The first and most fundamental characteristic of the good Priest is to know that he is not God.
2. And the second is like unto it. He must be willing to offer sacrifice.
From ancient times, the offering of sacrifice has been a messy business. It originally entailed the slaying of bulls and goats, the sprinkling of their blood and the anointing of the horns of the altar with their entrails. By the time it was over the Priest was covered in the sacrifice from head to foot.
The Priesthood of Christ is quite the same. It requires the total self-sacrifice of the great High Priest upon the altar of the cross. It is kenotic, with nothing held back. Not one drop of blood, not one ounce of life, not one final breath. All is given in a definitive sacrifice in obedience to the Father’s will.
And that is the Priesthood into which I have been ordained. As a Priest in the second order, I share a part of the fulness of the Priesthood of Christ to which the Bishop has been ordained. He has ordained me to Priesthood in the presbyeteral rank to offer sacrifice: to offer the saving paschal sacrifice of Christ upon this altar in your name, so that joined with you and on your behalf I join the sacrifices of your lives to the perfect sacrifice of calvary and thus transform the bread and wine you have offered into the Body and Blood of the Lord, the perfect sacrifice of praise which has redeemed the world.
This Priesthood into which I have been ordained and the Priesthood of the Faithful into which you have been Baptized call us to something more than the performance ritual acts, or the pronouncement of ritual words. For the saying of empty words and the making of distracting gestures is something a magician does. It’s usually an illusion and make believe.
But what we do on this altar is anything but make believe. It is the most real thing any of us will ever do. For it is the joining of the sacrifice of our lives to the sacrifice of the cross, the source of every authentic human value and the summit of every good thing we will ever done.
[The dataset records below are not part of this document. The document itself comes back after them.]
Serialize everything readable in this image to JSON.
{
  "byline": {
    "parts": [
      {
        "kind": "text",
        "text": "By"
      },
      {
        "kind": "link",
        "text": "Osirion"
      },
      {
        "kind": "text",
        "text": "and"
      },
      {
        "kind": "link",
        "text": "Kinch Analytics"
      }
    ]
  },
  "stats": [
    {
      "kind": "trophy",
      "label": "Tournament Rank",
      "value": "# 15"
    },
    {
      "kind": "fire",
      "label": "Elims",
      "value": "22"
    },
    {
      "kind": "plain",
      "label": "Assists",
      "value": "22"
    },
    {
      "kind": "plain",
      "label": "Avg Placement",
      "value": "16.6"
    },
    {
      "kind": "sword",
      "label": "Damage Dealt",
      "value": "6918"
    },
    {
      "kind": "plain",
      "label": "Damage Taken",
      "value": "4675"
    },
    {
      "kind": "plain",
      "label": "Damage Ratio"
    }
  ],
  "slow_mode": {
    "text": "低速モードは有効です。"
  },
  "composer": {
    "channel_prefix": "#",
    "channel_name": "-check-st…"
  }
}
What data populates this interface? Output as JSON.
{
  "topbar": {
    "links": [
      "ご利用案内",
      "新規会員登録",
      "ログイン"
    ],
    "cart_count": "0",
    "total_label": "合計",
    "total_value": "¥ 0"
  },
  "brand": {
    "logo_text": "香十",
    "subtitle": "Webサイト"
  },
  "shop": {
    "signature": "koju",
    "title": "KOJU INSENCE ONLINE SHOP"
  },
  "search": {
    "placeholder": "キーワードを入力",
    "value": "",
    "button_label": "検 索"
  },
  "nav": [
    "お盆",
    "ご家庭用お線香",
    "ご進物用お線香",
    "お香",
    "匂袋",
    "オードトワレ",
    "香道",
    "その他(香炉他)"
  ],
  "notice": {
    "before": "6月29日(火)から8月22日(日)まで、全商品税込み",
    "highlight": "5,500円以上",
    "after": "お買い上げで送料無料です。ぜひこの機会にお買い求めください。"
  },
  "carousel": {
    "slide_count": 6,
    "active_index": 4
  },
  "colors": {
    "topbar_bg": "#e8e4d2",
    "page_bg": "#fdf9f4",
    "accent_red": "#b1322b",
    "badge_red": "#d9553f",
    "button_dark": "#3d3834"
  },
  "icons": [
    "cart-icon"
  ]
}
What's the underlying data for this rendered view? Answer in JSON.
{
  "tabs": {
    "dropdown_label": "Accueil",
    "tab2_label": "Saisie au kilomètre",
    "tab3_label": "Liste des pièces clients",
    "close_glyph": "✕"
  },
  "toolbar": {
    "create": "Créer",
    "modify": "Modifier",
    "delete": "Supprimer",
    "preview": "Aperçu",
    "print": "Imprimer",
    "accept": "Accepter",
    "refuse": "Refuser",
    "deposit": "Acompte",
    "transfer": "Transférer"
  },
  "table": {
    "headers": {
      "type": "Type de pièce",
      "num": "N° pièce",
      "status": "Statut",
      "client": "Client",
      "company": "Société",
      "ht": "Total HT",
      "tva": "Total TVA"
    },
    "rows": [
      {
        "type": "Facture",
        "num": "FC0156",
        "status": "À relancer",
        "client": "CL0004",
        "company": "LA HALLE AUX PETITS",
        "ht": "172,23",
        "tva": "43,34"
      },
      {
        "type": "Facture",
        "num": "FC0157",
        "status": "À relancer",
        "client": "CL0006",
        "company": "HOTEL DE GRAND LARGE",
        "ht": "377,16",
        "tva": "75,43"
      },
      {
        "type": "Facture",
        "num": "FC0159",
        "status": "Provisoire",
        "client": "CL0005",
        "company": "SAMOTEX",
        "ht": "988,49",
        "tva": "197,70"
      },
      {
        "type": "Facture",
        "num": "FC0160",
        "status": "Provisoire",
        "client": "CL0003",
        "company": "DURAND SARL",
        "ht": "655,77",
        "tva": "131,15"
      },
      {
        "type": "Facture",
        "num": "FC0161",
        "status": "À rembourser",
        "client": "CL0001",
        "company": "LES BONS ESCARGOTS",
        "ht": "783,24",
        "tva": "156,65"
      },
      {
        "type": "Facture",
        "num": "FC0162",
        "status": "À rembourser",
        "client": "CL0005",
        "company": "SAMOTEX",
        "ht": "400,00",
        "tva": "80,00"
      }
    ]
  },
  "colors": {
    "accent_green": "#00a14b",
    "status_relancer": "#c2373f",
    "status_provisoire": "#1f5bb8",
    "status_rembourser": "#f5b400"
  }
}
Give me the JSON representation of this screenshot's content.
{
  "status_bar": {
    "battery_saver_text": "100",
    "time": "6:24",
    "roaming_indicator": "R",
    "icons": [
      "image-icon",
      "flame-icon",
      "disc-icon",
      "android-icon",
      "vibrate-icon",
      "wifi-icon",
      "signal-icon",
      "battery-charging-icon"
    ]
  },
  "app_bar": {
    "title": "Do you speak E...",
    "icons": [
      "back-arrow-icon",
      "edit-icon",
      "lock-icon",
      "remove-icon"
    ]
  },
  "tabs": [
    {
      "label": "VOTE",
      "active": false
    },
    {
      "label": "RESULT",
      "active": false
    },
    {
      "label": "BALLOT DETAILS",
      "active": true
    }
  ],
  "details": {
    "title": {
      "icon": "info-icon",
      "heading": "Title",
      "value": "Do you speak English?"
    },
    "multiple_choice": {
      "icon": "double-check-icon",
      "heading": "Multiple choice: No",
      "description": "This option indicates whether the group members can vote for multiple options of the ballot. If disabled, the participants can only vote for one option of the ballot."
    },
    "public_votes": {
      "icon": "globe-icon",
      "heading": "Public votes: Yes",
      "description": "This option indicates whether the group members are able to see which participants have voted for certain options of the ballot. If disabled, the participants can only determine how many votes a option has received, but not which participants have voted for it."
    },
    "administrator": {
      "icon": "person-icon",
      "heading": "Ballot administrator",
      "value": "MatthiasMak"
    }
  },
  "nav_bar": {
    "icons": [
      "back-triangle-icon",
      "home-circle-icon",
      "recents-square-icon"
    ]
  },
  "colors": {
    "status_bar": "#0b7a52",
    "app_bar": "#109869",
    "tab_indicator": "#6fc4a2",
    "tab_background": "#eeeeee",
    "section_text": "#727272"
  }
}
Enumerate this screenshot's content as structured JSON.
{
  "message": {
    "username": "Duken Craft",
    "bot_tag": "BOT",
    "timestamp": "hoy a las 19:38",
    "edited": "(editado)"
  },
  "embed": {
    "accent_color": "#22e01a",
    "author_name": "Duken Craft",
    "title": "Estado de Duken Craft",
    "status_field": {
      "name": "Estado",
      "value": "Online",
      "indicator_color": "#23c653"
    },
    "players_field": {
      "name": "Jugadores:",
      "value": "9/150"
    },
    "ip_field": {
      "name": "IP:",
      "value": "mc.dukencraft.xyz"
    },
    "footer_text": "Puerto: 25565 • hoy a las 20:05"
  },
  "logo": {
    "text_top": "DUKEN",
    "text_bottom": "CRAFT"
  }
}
This is the center of our lives!
So whether in Nazareth, or in Capernaum, Worcester or Boston, Lancaster or Rome: “Repent, for the kingdom of heaven is at hand.”
Whether the one leading you is Power or Goggin, McGann, Slattery, Kavanaugh, Ellwood, Daley, Burke, Kelleher, Manahan, Mongelluzzo, Reidy, or Moroney: “Repent, for the kingdom of heaven is at hand.”
For in the end, that’s what it’s all about.